Hi Mostafa,
I guess that means you’re using the nonce as a session id?
It’s a bit of a hairball because a lot of the decision belongs with the site owner — your customer — and not with the end user — the site owner’s customer. My take is to give the site owner as much of the decision as you can or at least give them the information they need.
The big problem here is you have no way to know if the site owner has asked the end user if cookies are allowed. Which means the options are:
1. No cookie (nor localStorage nor sessionStorage)
— do the fix I suggested above and generate a new nonce every time class-wp-statistics-api-hit.php gets a request
— every visit will appear in the stats as a new visitor. On high-traffic sites that won’t matter so much. (Maybe the stats could be sorted by IP/agent?)
— completely GDPR compliant
2. Use a cookie (or localStorage or sessionStorage)
— still needs the fix in the first post but with a check if the nonce exists
— Make the site owner confirm they get end user permission to store stats cookies
— completely GDPR compliant (because it’s the site owner who is liable not you)
3. Use a server-side PHP session
— I’m not a PHP dev so am not certain this would work
— still needs the fix from the first post but with a lot more in class-wp-statistics-api-hit.php
— completely GDPR compliant
— would need the site owner to confirm PHP sessions are acceptable
What would I do?
I’d go with the 1. No Cookie option and put a friendly warning next to the Enable Cache setting in WP Statistics.
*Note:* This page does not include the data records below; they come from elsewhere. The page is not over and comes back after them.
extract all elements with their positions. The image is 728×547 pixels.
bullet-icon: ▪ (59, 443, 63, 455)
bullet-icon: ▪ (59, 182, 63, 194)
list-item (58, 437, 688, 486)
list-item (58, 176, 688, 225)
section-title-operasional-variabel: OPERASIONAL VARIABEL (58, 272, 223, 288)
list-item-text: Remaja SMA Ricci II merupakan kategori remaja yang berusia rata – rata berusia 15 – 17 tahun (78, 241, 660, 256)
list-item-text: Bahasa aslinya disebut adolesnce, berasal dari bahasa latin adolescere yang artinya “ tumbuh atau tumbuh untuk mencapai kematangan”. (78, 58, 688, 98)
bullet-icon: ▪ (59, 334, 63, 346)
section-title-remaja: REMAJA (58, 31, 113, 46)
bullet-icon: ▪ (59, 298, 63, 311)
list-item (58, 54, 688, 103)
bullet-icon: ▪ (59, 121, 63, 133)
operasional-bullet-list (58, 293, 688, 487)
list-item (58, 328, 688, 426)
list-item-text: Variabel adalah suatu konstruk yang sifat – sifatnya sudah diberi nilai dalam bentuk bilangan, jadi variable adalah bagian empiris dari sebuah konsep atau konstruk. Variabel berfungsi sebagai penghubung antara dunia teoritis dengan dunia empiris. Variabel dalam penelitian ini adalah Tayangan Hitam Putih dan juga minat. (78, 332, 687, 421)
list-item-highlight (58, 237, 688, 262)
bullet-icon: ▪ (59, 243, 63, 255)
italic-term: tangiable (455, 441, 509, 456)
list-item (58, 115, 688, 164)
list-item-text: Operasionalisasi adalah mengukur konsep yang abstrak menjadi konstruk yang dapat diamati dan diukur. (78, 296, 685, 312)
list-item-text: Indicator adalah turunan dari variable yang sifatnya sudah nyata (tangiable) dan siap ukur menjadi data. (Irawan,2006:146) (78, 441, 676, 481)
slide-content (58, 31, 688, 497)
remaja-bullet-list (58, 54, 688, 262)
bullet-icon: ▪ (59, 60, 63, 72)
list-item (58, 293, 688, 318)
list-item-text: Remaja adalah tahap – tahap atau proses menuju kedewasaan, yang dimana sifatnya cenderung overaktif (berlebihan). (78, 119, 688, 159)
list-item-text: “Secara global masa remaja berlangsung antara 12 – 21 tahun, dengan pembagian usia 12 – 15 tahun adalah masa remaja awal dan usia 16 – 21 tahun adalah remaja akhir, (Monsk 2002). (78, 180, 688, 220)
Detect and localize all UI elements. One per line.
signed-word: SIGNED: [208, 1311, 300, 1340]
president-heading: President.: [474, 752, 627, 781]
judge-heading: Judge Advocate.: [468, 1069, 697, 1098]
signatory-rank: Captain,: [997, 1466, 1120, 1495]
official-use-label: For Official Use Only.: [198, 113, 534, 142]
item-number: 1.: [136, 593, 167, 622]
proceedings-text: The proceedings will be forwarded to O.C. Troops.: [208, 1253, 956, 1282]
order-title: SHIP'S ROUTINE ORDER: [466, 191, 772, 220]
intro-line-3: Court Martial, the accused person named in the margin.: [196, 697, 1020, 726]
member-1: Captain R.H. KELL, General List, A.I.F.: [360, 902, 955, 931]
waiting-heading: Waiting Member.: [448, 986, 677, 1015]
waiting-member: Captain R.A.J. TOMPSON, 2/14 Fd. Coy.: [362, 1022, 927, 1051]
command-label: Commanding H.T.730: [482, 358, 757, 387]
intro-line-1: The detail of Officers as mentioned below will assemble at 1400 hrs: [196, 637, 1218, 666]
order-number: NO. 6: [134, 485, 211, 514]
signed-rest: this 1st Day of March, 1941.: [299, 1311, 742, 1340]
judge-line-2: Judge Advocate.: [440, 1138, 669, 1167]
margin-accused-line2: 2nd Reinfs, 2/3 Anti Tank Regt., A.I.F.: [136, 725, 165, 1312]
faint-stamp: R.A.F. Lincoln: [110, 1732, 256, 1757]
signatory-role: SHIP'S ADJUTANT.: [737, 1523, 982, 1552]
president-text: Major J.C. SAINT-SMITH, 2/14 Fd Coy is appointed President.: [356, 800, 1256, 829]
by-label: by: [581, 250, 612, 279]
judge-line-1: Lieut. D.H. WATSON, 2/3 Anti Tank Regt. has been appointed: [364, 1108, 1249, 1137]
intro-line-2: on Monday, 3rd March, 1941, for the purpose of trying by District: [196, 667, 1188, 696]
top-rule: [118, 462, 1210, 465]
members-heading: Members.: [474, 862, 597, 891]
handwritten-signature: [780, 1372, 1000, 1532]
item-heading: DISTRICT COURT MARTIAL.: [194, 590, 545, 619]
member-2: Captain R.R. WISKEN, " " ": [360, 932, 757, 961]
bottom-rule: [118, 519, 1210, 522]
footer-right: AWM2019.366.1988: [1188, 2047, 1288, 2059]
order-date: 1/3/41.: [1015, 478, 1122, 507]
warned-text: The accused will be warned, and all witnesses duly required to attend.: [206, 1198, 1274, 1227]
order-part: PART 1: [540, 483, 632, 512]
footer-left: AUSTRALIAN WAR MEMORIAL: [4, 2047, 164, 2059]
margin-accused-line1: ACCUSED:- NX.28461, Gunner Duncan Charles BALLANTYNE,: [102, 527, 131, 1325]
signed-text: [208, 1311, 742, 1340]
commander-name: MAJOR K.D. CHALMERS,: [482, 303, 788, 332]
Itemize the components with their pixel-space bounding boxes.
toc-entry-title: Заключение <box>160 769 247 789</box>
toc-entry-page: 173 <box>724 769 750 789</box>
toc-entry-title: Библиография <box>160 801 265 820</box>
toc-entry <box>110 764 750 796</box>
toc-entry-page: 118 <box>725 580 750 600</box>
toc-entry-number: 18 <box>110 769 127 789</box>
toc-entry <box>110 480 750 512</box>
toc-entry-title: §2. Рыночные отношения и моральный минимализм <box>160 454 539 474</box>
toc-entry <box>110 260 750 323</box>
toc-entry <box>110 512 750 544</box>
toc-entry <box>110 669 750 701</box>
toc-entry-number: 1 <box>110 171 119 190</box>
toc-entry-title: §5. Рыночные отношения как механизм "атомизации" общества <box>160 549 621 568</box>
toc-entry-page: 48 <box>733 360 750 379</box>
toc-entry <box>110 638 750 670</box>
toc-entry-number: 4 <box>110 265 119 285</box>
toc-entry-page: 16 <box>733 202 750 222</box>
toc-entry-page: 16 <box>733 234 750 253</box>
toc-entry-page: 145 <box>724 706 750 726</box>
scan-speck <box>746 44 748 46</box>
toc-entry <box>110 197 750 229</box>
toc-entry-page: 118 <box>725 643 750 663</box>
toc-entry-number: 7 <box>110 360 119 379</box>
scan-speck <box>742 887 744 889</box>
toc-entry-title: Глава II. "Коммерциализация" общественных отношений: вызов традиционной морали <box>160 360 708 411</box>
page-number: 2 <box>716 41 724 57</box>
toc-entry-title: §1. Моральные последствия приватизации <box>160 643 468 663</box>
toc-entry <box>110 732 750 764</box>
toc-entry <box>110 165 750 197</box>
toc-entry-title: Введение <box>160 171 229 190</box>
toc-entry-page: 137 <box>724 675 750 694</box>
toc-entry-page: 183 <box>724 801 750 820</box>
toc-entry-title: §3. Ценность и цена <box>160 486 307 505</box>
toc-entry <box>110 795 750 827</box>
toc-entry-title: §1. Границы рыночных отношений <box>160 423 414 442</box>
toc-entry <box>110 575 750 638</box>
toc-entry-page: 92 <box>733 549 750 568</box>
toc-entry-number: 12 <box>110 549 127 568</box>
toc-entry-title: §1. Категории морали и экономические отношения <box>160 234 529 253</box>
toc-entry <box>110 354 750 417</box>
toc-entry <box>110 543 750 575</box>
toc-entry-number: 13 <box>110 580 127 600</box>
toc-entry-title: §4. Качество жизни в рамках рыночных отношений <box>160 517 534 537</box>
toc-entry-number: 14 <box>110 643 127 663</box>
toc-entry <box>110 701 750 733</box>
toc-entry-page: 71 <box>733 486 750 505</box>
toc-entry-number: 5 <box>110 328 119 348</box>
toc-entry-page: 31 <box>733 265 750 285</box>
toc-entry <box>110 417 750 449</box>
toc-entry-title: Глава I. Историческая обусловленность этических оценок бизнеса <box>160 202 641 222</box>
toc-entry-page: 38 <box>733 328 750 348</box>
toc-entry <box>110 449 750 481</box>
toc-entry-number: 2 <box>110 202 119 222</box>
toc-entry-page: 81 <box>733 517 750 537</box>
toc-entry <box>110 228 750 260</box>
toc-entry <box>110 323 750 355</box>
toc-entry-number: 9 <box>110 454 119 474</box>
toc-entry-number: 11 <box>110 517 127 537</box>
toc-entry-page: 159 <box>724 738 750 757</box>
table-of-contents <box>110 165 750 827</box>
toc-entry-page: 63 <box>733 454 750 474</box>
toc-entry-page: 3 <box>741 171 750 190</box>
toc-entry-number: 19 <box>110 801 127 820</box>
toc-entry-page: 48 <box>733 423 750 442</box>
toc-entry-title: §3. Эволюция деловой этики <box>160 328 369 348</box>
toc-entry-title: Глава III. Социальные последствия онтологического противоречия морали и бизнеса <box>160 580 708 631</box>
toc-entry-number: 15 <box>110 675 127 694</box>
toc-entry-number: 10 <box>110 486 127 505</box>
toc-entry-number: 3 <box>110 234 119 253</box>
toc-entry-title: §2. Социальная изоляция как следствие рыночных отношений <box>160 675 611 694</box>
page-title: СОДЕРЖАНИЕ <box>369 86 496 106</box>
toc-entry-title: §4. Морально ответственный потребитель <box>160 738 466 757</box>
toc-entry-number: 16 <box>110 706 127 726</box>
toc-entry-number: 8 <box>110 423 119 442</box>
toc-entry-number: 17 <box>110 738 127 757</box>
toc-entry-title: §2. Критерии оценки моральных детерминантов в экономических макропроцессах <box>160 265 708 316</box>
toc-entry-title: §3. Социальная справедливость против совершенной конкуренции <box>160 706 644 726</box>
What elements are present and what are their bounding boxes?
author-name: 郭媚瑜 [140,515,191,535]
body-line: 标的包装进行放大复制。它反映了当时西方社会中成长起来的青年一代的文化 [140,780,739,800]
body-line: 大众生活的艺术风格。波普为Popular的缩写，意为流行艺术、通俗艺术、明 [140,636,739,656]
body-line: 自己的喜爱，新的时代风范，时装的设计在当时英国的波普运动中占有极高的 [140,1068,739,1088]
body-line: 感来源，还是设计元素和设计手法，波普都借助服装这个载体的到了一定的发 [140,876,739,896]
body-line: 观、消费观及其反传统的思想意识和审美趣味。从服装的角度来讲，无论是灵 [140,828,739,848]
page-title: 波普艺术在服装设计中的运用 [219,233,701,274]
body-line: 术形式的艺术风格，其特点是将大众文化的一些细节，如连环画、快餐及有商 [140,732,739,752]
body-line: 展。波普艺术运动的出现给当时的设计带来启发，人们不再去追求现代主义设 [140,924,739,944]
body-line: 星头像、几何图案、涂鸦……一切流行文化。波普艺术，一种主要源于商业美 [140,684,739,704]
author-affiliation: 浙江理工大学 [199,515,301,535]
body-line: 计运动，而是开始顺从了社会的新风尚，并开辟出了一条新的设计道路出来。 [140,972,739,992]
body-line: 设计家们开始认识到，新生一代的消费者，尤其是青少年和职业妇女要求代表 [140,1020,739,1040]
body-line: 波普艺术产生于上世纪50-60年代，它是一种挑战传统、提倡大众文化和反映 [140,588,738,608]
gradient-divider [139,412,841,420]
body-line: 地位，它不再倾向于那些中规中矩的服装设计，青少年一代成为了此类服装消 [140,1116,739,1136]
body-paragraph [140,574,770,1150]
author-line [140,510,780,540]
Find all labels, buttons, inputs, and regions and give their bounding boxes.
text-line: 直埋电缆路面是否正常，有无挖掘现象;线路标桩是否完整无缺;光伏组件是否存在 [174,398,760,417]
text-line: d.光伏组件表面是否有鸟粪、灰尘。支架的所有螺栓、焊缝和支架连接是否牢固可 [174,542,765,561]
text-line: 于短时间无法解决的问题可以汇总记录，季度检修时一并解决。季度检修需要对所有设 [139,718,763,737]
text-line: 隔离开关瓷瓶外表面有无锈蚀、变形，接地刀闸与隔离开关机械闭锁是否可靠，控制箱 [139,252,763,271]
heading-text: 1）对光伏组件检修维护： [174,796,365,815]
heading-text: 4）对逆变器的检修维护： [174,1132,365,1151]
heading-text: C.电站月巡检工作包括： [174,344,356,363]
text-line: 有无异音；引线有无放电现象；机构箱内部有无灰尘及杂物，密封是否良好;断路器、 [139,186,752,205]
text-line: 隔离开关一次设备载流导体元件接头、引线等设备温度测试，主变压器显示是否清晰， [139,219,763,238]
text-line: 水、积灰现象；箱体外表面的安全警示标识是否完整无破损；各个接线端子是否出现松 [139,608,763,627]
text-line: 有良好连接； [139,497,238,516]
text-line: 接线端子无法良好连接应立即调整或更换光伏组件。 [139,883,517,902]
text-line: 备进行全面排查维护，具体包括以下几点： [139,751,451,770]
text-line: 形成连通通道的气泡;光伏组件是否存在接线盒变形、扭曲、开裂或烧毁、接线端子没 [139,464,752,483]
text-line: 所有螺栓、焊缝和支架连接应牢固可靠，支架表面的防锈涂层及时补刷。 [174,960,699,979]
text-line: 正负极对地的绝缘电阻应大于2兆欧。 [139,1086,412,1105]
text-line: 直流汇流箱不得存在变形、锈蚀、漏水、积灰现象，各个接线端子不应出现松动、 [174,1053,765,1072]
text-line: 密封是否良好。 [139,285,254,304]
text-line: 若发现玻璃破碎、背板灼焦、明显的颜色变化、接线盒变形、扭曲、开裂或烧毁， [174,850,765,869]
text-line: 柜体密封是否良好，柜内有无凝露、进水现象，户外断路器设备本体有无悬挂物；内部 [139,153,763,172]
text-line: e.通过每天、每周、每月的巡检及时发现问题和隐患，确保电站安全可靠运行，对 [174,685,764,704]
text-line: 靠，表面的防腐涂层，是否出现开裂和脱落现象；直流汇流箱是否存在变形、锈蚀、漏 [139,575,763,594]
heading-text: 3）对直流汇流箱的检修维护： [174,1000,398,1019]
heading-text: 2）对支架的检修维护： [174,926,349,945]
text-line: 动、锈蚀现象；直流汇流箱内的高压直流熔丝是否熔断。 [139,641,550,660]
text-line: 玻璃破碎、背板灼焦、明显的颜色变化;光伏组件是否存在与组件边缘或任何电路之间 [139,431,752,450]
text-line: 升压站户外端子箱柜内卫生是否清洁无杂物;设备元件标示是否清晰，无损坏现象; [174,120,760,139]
Something to let the site owner know. It’s the simplest option, requires the least coding on your part and means useful stats are collected. If your users want something better, it gives you time to think.
Hope this helps
BTW, I really like the API route for recording the stats. If you’re maintaining two different sets of code to record hits, I’d focus on this one and steadily sunset the other one.